Tyler graduated from Mililani High School in 2017 and will be a sophomore at the University of Southern California in the fall of 2018. He is majoring in Computer Science with a minor in Statistics, and is passionate about combining ethical data science and leadership to solve problems in the community. At USC, Tyler participates in research at the Data Science Institute, where he works on a team developing a modern machine learning platform for liver transplantations. He is also involved in K-12 STEM outreach, and volunteers teaching robotics at a local Los Angeles middle school. Outside of academics, Tyler enjoys playing intramural sports with Hawaii Club and going on hikes.
Home Island: O’ahu
Institution when accepted: University of Southern California
Akamai Project: TensorFlow Distributed Image Serving: A lightweight, RESTful remote inference library for decoupling deep learning model development and application
Project Site: Air Force Research Laboratory (AFRL)
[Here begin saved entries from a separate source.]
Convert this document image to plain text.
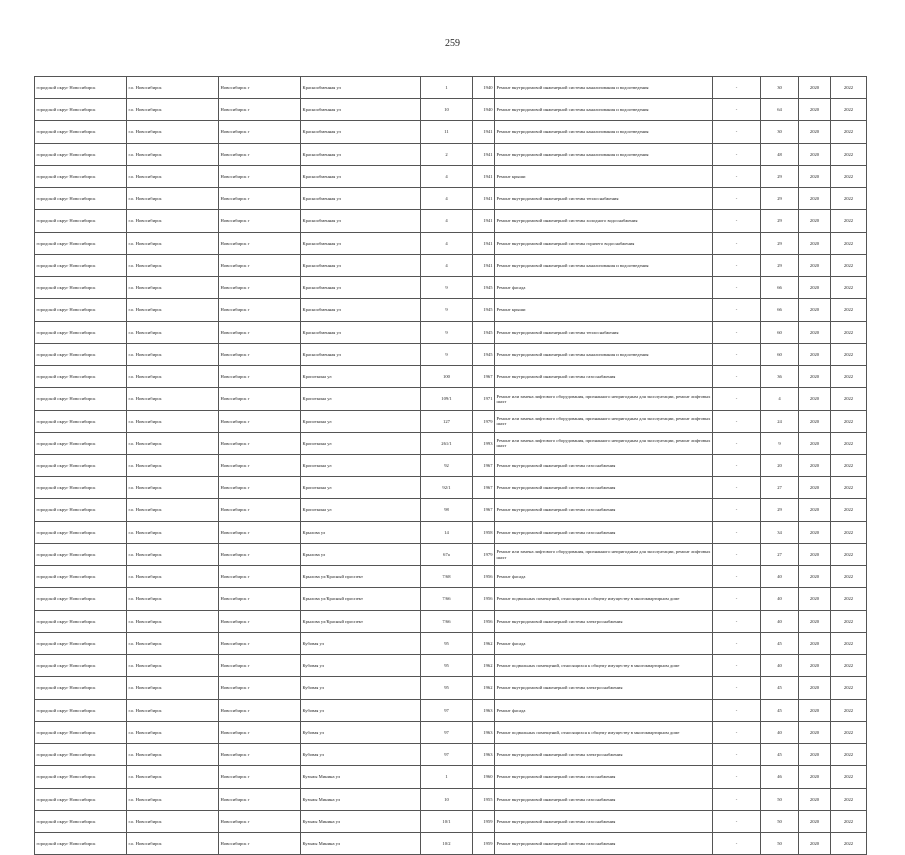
259
городской округ Новосибирск	г.о. Новосибирск	Новосибирск г	Краснообменная ул	1	1940	Ремонт внутридомовой инженерной системы канализования и водоотведения	-	30	2020	2022
городской округ Новосибирск	г.о. Новосибирск	Новосибирск г	Краснообменная ул	10	1940	Ремонт внутридомовой инженерной системы канализования и водоотведения	-	64	2020	2022
городской округ Новосибирск	г.о. Новосибирск	Новосибирск г	Краснообменная ул	11	1941	Ремонт внутридомовой инженерной системы канализования и водоотведения	-	30	2020	2022
городской округ Новосибирск	г.о. Новосибирск	Новосибирск г	Краснообменная ул	2	1941	Ремонт внутридомовой инженерной системы канализования и водоотведения	-	48	2020	2022
городской округ Новосибирск	г.о. Новосибирск	Новосибирск г	Краснообменная ул	4	1941	Ремонт крыши	-	29	2020	2022
городской округ Новосибирск	г.о. Новосибирск	Новосибирск г	Краснообменная ул	4	1941	Ремонт внутридомовой инженерной системы теплоснабжения	-	29	2020	2022
городской округ Новосибирск	г.о. Новосибирск	Новосибирск г	Краснообменная ул	4	1941	Ремонт внутридомовой инженерной системы холодного водоснабжения	-	29	2020	2022
городской округ Новосибирск	г.о. Новосибирск	Новосибирск г	Краснообменная ул	4	1941	Ремонт внутридомовой инженерной системы горячего водоснабжения	-	29	2020	2022
городской округ Новосибирск	г.о. Новосибирск	Новосибирск г	Краснообменная ул	4	1941	Ремонт внутридомовой инженерной системы канализования и водоотведения	-	29	2020	2022
городской округ Новосибирск	г.о. Новосибирск	Новосибирск г	Краснообменная ул	9	1945	Ремонт фасада	-	66	2020	2022
городской округ Новосибирск	г.о. Новосибирск	Новосибирск г	Краснообменная ул	9	1945	Ремонт крыши	-	66	2020	2022
городской округ Новосибирск	г.о. Новосибирск	Новосибирск г	Краснообменная ул	9	1945	Ремонт внутридомовой инженерной системы теплоснабжения	-	60	2020	2022
городской округ Новосибирск	г.о. Новосибирск	Новосибирск г	Краснообменная ул	9	1945	Ремонт внутридомовой инженерной системы канализования и водоотведения	-	60	2020	2022
городской округ Новосибирск	г.о. Новосибирск	Новосибирск г	Кропоткина ул	100	1967	Ремонт внутридомовой инженерной системы газоснабжения	-	36	2020	2022
городской округ Новосибирск	г.о. Новосибирск	Новосибирск г	Кропоткина ул	109/1	1971	Ремонт или замена лифтового оборудования, признанного непригодным для эксплуатации, ремонт лифтовых шахт	-	4	2020	2022
городской округ Новосибирск	г.о. Новосибирск	Новосибирск г	Кропоткина ул	127	1979	Ремонт или замена лифтового оборудования, признанного непригодным для эксплуатации, ремонт лифтовых шахт	-	24	2020	2022
городской округ Новосибирск	г.о. Новосибирск	Новосибирск г	Кропоткина ул	261/1	1993	Ремонт или замена лифтового оборудования, признанного непригодным для эксплуатации, ремонт лифтовых шахт	-	9	2020	2022
городской округ Новосибирск	г.о. Новосибирск	Новосибирск г	Кропоткина ул	92	1967	Ремонт внутридомовой инженерной системы газоснабжения	-	20	2020	2022
городской округ Новосибирск	г.о. Новосибирск	Новосибирск г	Кропоткина ул	92/1	1967	Ремонт внутридомовой инженерной системы газоснабжения	-	27	2020	2022
городской округ Новосибирск	г.о. Новосибирск	Новосибирск г	Кропоткина ул	98	1967	Ремонт внутридомовой инженерной системы газоснабжения	-	29	2020	2022
городской округ Новосибирск	г.о. Новосибирск	Новосибирск г	Крылова ул	14	1958	Ремонт внутридомовой инженерной системы газоснабжения	-	34	2020	2022
городской округ Новосибирск	г.о. Новосибирск	Новосибирск г	Крылова ул	67а	1979	Ремонт или замена лифтового оборудования, признанного непригодным для эксплуатации, ремонт лифтовых шахт	-	27	2020	2022
городской округ Новосибирск	г.о. Новосибирск	Новосибирск г	Крылова ул/Красный проспект	7/68	1956	Ремонт фасада	-	40	2020	2022
городской округ Новосибирск	г.о. Новосибирск	Новосибирск г	Крылова ул/Красный проспект	7/66	1956	Ремонт подвальных помещений, относящихся к общему имуществу в многоквартирном доме	-	40	2020	2022
городской округ Новосибирск	г.о. Новосибирск	Новосибирск г	Крылова ул/Красный проспект	7/66	1956	Ремонт внутридомовой инженерной системы электроснабжения	-	40	2020	2022
городской округ Новосибирск	г.о. Новосибирск	Новосибирск г	Кубовая ул	95	1962	Ремонт фасада	-	45	2020	2022
городской округ Новосибирск	г.о. Новосибирск	Новосибирск г	Кубовая ул	95	1962	Ремонт подвальных помещений, относящихся к общему имуществу в многоквартирном доме	-	40	2020	2022
городской округ Новосибирск	г.о. Новосибирск	Новосибирск г	Кубовая ул	95	1962	Ремонт внутридомовой инженерной системы электроснабжения	-	45	2020	2022
городской округ Новосибирск	г.о. Новосибирск	Новосибирск г	Кубовая ул	97	1963	Ремонт фасада	-	45	2020	2022
городской округ Новосибирск	г.о. Новосибирск	Новосибирск г	Кубовая ул	97	1963	Ремонт подвальных помещений, относящихся к общему имуществу в многоквартирном доме	-	40	2020	2022
городской округ Новосибирск	г.о. Новосибирск	Новосибирск г	Кубовая ул	97	1963	Ремонт внутридомовой инженерной системы электроснабжения	-	45	2020	2022
городской округ Новосибирск	г.о. Новосибирск	Новосибирск г	Кузьмы Минина ул	1	1960	Ремонт внутридомовой инженерной системы газоснабжения	-	46	2020	2022
городской округ Новосибирск	г.о. Новосибирск	Новосибирск г	Кузьмы Минина ул	10	1955	Ремонт внутридомовой инженерной системы газоснабжения	-	50	2020	2022
городской округ Новосибирск	г.о. Новосибирск	Новосибирск г	Кузьмы Минина ул	10/1	1959	Ремонт внутридомовой инженерной системы газоснабжения	-	50	2020	2022
городской округ Новосибирск	г.о. Новосибирск	Новосибирск г	Кузьмы Минина ул	10/2	1959	Ремонт внутридомовой инженерной системы газоснабжения	-	50	2020	2022
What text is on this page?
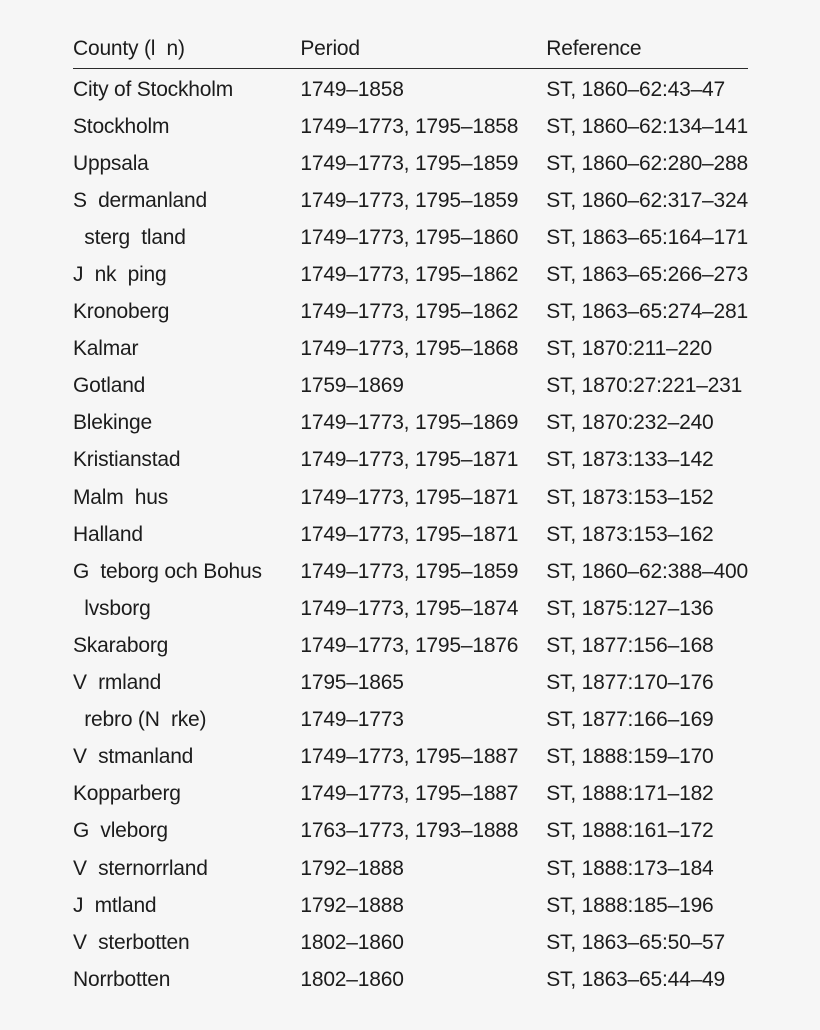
County (l  n)	Period	Reference
City of Stockholm	1749–1858	ST, 1860–62:43–47
Stockholm	1749–1773, 1795–1858	ST, 1860–62:134–141
Uppsala	1749–1773, 1795–1859	ST, 1860–62:280–288
S  dermanland	1749–1773, 1795–1859	ST, 1860–62:317–324
sterg  tland	1749–1773, 1795–1860	ST, 1863–65:164–171
J  nk  ping	1749–1773, 1795–1862	ST, 1863–65:266–273
Kronoberg	1749–1773, 1795–1862	ST, 1863–65:274–281
Kalmar	1749–1773, 1795–1868	ST, 1870:211–220
Gotland	1759–1869	ST, 1870:27:221–231
Blekinge	1749–1773, 1795–1869	ST, 1870:232–240
Kristianstad	1749–1773, 1795–1871	ST, 1873:133–142
Malm  hus	1749–1773, 1795–1871	ST, 1873:153–152
Halland	1749–1773, 1795–1871	ST, 1873:153–162
G  teborg och Bohus	1749–1773, 1795–1859	ST, 1860–62:388–400
lvsborg	1749–1773, 1795–1874	ST, 1875:127–136
Skaraborg	1749–1773, 1795–1876	ST, 1877:156–168
V  rmland	1795–1865	ST, 1877:170–176
rebro (N  rke)	1749–1773	ST, 1877:166–169
V  stmanland	1749–1773, 1795–1887	ST, 1888:159–170
Kopparberg	1749–1773, 1795–1887	ST, 1888:171–182
G  vleborg	1763–1773, 1793–1888	ST, 1888:161–172
V  sternorrland	1792–1888	ST, 1888:173–184
J  mtland	1792–1888	ST, 1888:185–196
V  sterbotten	1802–1860	ST, 1863–65:50–57
Norrbotten	1802–1860	ST, 1863–65:44–49
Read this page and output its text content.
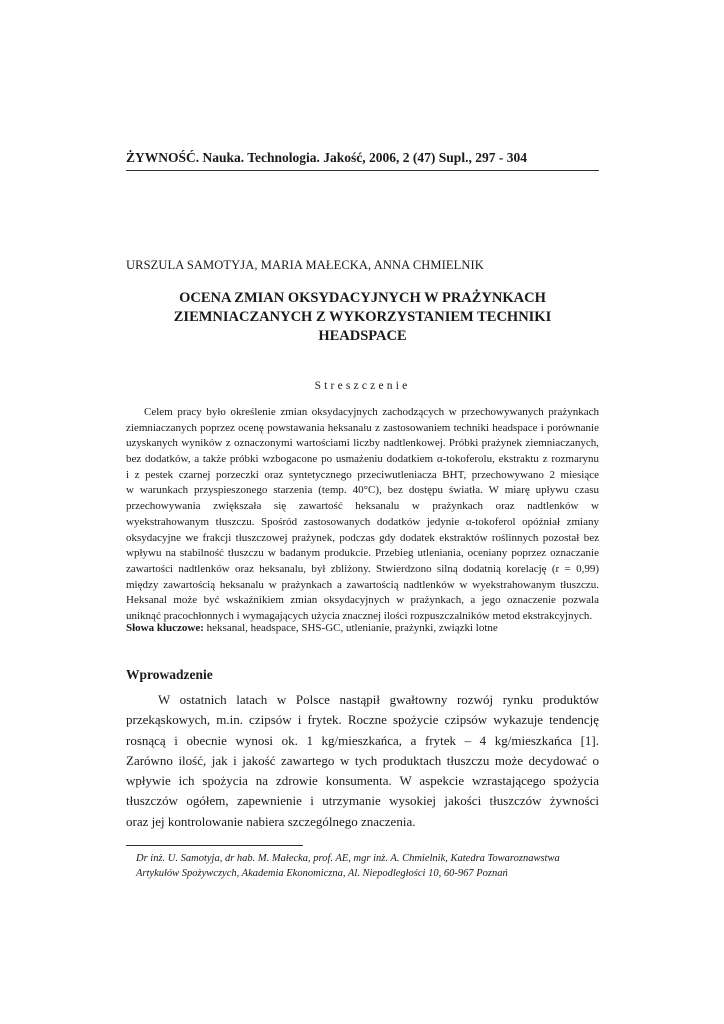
ŻYWNOŚĆ. Nauka. Technologia. Jakość, 2006, 2 (47) Supl., 297 - 304
URSZULA SAMOTYJA, MARIA MAŁECKA, ANNA CHMIELNIK
OCENA ZMIAN OKSYDACYJNYCH W PRAŻYNKACH
ZIEMNIACZANYCH Z WYKORZYSTANIEM TECHNIKI
HEADSPACE
Streszczenie
Celem pracy było określenie zmian oksydacyjnych zachodzących w przechowywanych prażynkach
ziemniaczanych poprzez ocenę powstawania heksanalu z zastosowaniem techniki headspace i porównanie
uzyskanych wyników z oznaczonymi wartościami liczby nadtlenkowej. Próbki prażynek ziemniaczanych,
bez dodatków, a także próbki wzbogacone po usmażeniu dodatkiem α-tokoferolu, ekstraktu z rozmarynu
i z pestek czarnej porzeczki oraz syntetycznego przeciwutleniacza BHT, przechowywano 2 miesiące
w warunkach przyspieszonego starzenia (temp. 40°C), bez dostępu światła. W miarę upływu czasu
przechowywania zwiększała się zawartość heksanalu w prażynkach oraz nadtlenków w
wyekstrahowanym tłuszczu. Spośród zastosowanych dodatków jedynie α-tokoferol opóźniał zmiany
oksydacyjne we frakcji tłuszczowej prażynek, podczas gdy dodatek ekstraktów roślinnych pozostał bez
wpływu na stabilność tłuszczu w badanym produkcie. Przebieg utleniania, oceniany poprzez oznaczanie
zawartości nadtlenków oraz heksanalu, był zbliżony. Stwierdzono silną dodatnią korelację (r = 0,99)
między zawartością heksanalu w prażynkach a zawartością nadtlenków w wyekstrahowanym tłuszczu.
Heksanal może być wskaźnikiem zmian oksydacyjnych w prażynkach, a jego oznaczenie pozwala
uniknąć pracochłonnych i wymagających użycia znacznej ilości rozpuszczalników metod ekstrakcyjnych.
Słowa kluczowe: heksanal, headspace, SHS-GC, utlenianie, prażynki, związki lotne
Wprowadzenie
W ostatnich latach w Polsce nastąpił gwałtowny rozwój rynku produktów
przekąskowych, m.in. czipsów i frytek. Roczne spożycie czipsów wykazuje tendencję
rosnącą i obecnie wynosi ok. 1 kg/mieszkańca, a frytek – 4 kg/mieszkańca [1].
Zarówno ilość, jak i jakość zawartego w tych produktach tłuszczu może decydować o
wpływie ich spożycia na zdrowie konsumenta. W aspekcie wzrastającego spożycia
tłuszczów ogółem, zapewnienie i utrzymanie wysokiej jakości tłuszczów żywności
oraz jej kontrolowanie nabiera szczególnego znaczenia.
Dr inż. U. Samotyja, dr hab. M. Małecka, prof. AE, mgr inż. A. Chmielnik, Katedra Towaroznawstwa
Artykułów Spożywczych, Akademia Ekonomiczna, Al. Niepodległości 10, 60-967 Poznań
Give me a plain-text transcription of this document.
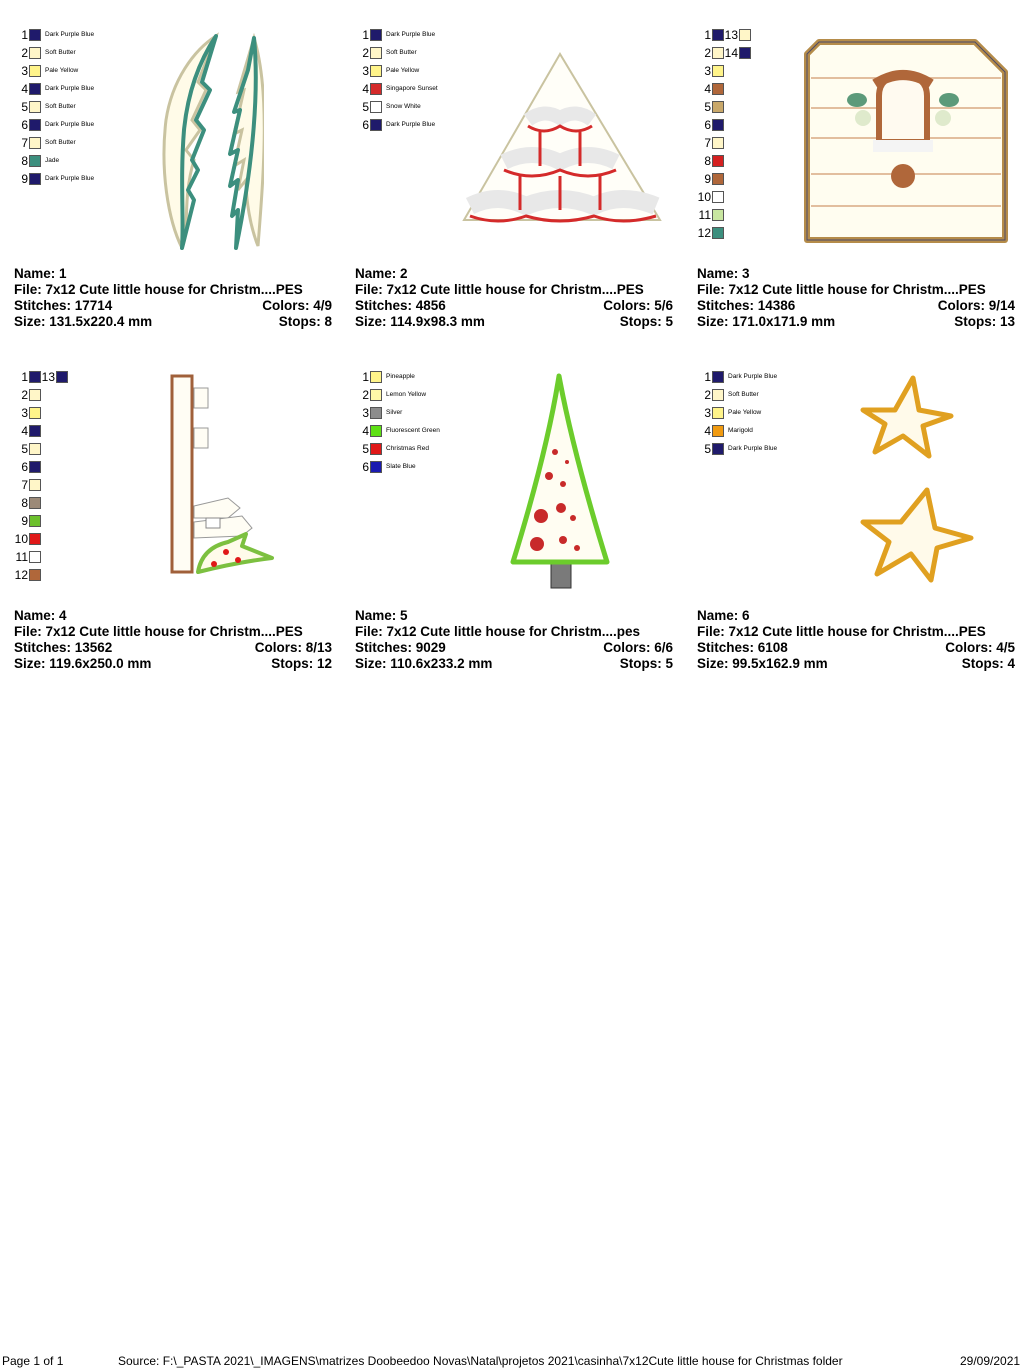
1	Dark Purple Blue
2	Soft Butter
3	Pale Yellow
4	Dark Purple Blue
5	Soft Butter
6	Dark Purple Blue
7	Soft Butter
8	Jade
9	Dark Purple Blue
Name: 1
File: 7x12 Cute little house for Christm....PES
Stitches: 17714	Colors: 4/9
Size: 131.5x220.4 mm	Stops: 8
1	Dark Purple Blue
2	Soft Butter
3	Pale Yellow
4	Singapore Sunset
5	Snow White
6	Dark Purple Blue
Name: 2
File: 7x12 Cute little house for Christm....PES
Stitches: 4856	Colors: 5/6
Size: 114.9x98.3 mm	Stops: 5
1 13
2 14
3
4
5
6
7
8
9
10
11
12
Name: 3
File: 7x12 Cute little house for Christm....PES
Stitches: 14386	Colors: 9/14
Size: 171.0x171.9 mm	Stops: 13
1 13
2
3
4
5
6
7
8
9
10
11
12
Name: 4
File: 7x12 Cute little house for Christm....PES
Stitches: 13562	Colors: 8/13
Size: 119.6x250.0 mm	Stops: 12
1	Pineapple
2	Lemon Yellow
3	Silver
4	Fluorescent Green
5	Christmas Red
6	Slate Blue
Name: 5
File: 7x12 Cute little house for Christm....pes
Stitches: 9029	Colors: 6/6
Size: 110.6x233.2 mm	Stops: 5
1	Dark Purple Blue
2	Soft Butter
3	Pale Yellow
4	Marigold
5	Dark Purple Blue
Name: 6
File: 7x12 Cute little house for Christm....PES
Stitches: 6108	Colors: 4/5
Size: 99.5x162.9 mm	Stops: 4
Page 1 of 1	Source: F:\_PASTA 2021\_IMAGENS\matrizes Doobeedoo Novas\Natal\projetos 2021\casinha\7x12Cute little house for Christmas folder	29/09/2021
Mentor: Capt. Justin Fletcher
Deep learning techniques routinely deliver state of the art results across myriad application domains. These techniques automatically produce useful parameterized algorithms, or models, by selecting model parameters to minimize a differentiable function measuring task (e.g., object detection, language translation, etc.) effectiveness; this parameter selection process is known as training. Deep learning algorithms can be trained to exploit complex and subtle patterns in data that are inscrutable to humans, and are therefore impracticable in hand-designed algorithms. This combination of autonomy and expressive capacity enables useful information processing in many practical problem domains (e.g., self-driving cars). However, adoption and transition of trained models often presents a technical barrier, as deep learning models are inherently complex, computationally demanding, and are generally tightly coupled to the software framework in which they were developed.
In this work, we describe a library, TensorFlow Distributed Image Serving (TenDIS), that enables flexible, automatic decoupling of deep learning model development and application. TenDIS enables the embedding of any image processing model into production systems with minimal effort by standardizing model input and output through a RESTful API, thereby encapsulating the model server into an easily-integrable black box architecture. TenDIS also encapsulates the model in a TensorFlow-Serving environment that does not require cloud infrastructure for remote inference. This capability is critical for application development using classified data and networks. Finally, TenDIS enables the low-friction deployment of deep learning models to the Internet of Things (IoT) by decoupling the device (e.g., a drone or sensor) and its computational backend; thus, remote inference can be completed on a more powerful machine and the results transmitted to the IoT device. We demonstrate TenDIS’ operability on two image-based models: a CycleGAN and a Faster R-CNN utilizing the TensorFlow Object Detection API. Future work will use TenDIS to decouple deep learning model development and application in production systems.